[PATCH v3] skbuff: Add MSG_MORE flag to optimize large packet transmission

Feng Yang posted 1 patch 3 months, 1 week ago
net/core/skbuff.c | 4 ++++
1 file changed, 4 insertions(+)
[PATCH v3] skbuff: Add MSG_MORE flag to optimize large packet transmission
Posted by Feng Yang 3 months, 1 week ago
From: Feng Yang <yangfeng@kylinos.cn>

The "MSG_MORE" flag is added to improve the transmission performance of large packets.
The improvement is more significant for TCP, while there is a slight enhancement for UDP.

When using sockmap for forwarding, the average latency for different packet sizes
after sending 10,000 packets(TCP) is as follows:
size    old(us)         new(us)
512     56              55
1472    58              58
1600    106             81
3000    145             105
5000    182             125

Suggested-by: Eric Dumazet <edumazet@google.com>
Signed-off-by: Feng Yang <yangfeng@kylinos.cn>
---
Changes in v3:
- Use Msg_MORE flag.
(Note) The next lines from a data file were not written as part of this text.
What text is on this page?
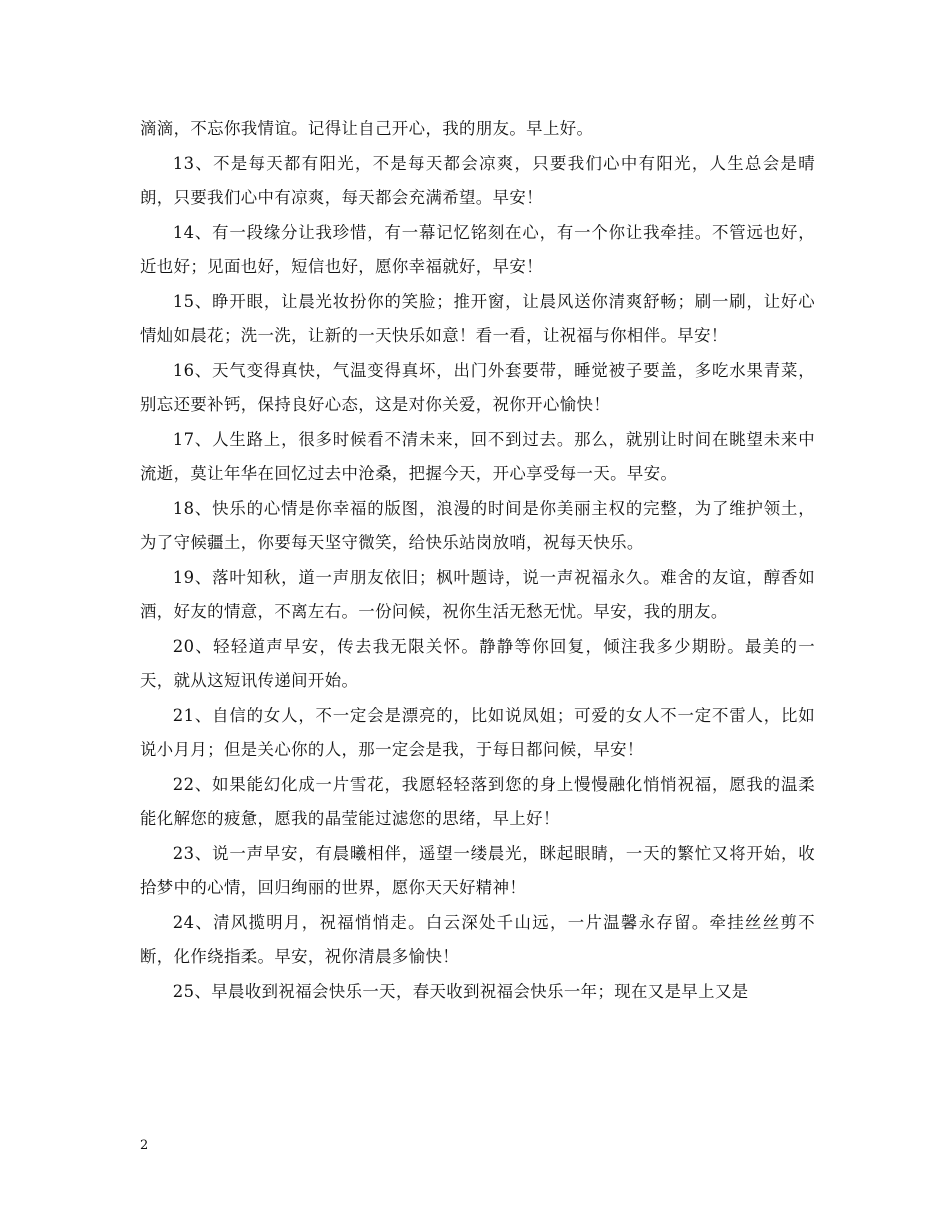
滴滴，不忘你我情谊。记得让自己开心，我的朋友。早上好。

13、不是每天都有阳光，不是每天都会凉爽，只要我们心中有阳光，人生总会是晴朗，只要我们心中有凉爽，每天都会充满希望。早安！

14、有一段缘分让我珍惜，有一幕记忆铭刻在心，有一个你让我牵挂。不管远也好，近也好；见面也好，短信也好，愿你幸福就好，早安！

15、睁开眼，让晨光妆扮你的笑脸；推开窗，让晨风送你清爽舒畅；刷一刷，让好心情灿如晨花；洗一洗，让新的一天快乐如意！看一看，让祝福与你相伴。早安！

16、天气变得真快，气温变得真坏，出门外套要带，睡觉被子要盖，多吃水果青菜，别忘还要补钙，保持良好心态，这是对你关爱，祝你开心愉快！

17、人生路上，很多时候看不清未来，回不到过去。那么，就别让时间在眺望未来中流逝，莫让年华在回忆过去中沧桑，把握今天，开心享受每一天。早安。

18、快乐的心情是你幸福的版图，浪漫的时间是你美丽主权的完整，为了维护领土，为了守候疆土，你要每天坚守微笑，给快乐站岗放哨，祝每天快乐。

19、落叶知秋，道一声朋友依旧；枫叶题诗，说一声祝福永久。难舍的友谊，醇香如酒，好友的情意，不离左右。一份问候，祝你生活无愁无忧。早安，我的朋友。

20、轻轻道声早安，传去我无限关怀。静静等你回复，倾注我多少期盼。最美的一天，就从这短讯传递间开始。

21、自信的女人，不一定会是漂亮的，比如说凤姐；可爱的女人不一定不雷人，比如说小月月；但是关心你的人，那一定会是我，于每日都问候，早安！

22、如果能幻化成一片雪花，我愿轻轻落到您的身上慢慢融化悄悄祝福，愿我的温柔能化解您的疲惫，愿我的晶莹能过滤您的思绪，早上好！

23、说一声早安，有晨曦相伴，遥望一缕晨光，眯起眼睛，一天的繁忙又将开始，收拾梦中的心情，回归绚丽的世界，愿你天天好精神！

24、清风揽明月，祝福悄悄走。白云深处千山远，一片温馨永存留。牵挂丝丝剪不断，化作绕指柔。早安，祝你清晨多愉快！

25、早晨收到祝福会快乐一天，春天收到祝福会快乐一年；现在又是早上又是

2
Thanks: Eric Dumazet, David Laight.
- Link to v2: https://lore.kernel.org/all/20250627094406.100919-1-yangfeng59949@163.com/

Changes in v2:
- Delete dynamic memory allocation, thanks: Paolo Abeni,Stanislav Fomichev.
- Link to v1: https://lore.kernel.org/all/20250623084212.122284-1-yangfeng59949@163.com/
---
 net/core/skbuff.c | 4 ++++
 1 file changed, 4 insertions(+)

diff --git a/net/core/skbuff.c b/net/core/skbuff.c
index 85fc82f72d26..cd1ed96607a5 100644
--- a/net/core/skbuff.c
+++ b/net/core/skbuff.c
@@ -3252,6 +3252,8 @@ static int __skb_send_sock(struct sock *sk, struct sk_buff *skb, int offset,
 		kv.iov_len = slen;
 		memset(&msg, 0, sizeof(msg));
 		msg.msg_flags = MSG_DONTWAIT | flags;
+		if (slen < len)
+			msg.msg_flags |= MSG_MORE;
 
 		iov_iter_kvec(&msg.msg_iter, ITER_SOURCE, &kv, 1, slen);
 		ret = INDIRECT_CALL_2(sendmsg, sendmsg_locked,
@@ -3292,6 +3294,8 @@ static int __skb_send_sock(struct sock *sk, struct sk_buff *skb, int offset,
 					     flags,
 			};
 
+			if (slen < len)
+				msg.msg_flags |= MSG_MORE;
 			bvec_set_page(&bvec, skb_frag_page(frag), slen,
 				      skb_frag_off(frag) + offset);
 			iov_iter_bvec(&msg.msg_iter, ITER_SOURCE, &bvec, 1,
-- 
2.43.0
Re: [PATCH v3] skbuff: Add MSG_MORE flag to optimize large packet transmission
Posted by Paolo Abeni 3 months ago
On 6/30/25 9:10 AM, Feng Yang wrote:
> From: Feng Yang <yangfeng@kylinos.cn>
> 
> The "MSG_MORE" flag is added to improve the transmission performance of large packets.
> The improvement is more significant for TCP, while there is a slight enhancement for UDP.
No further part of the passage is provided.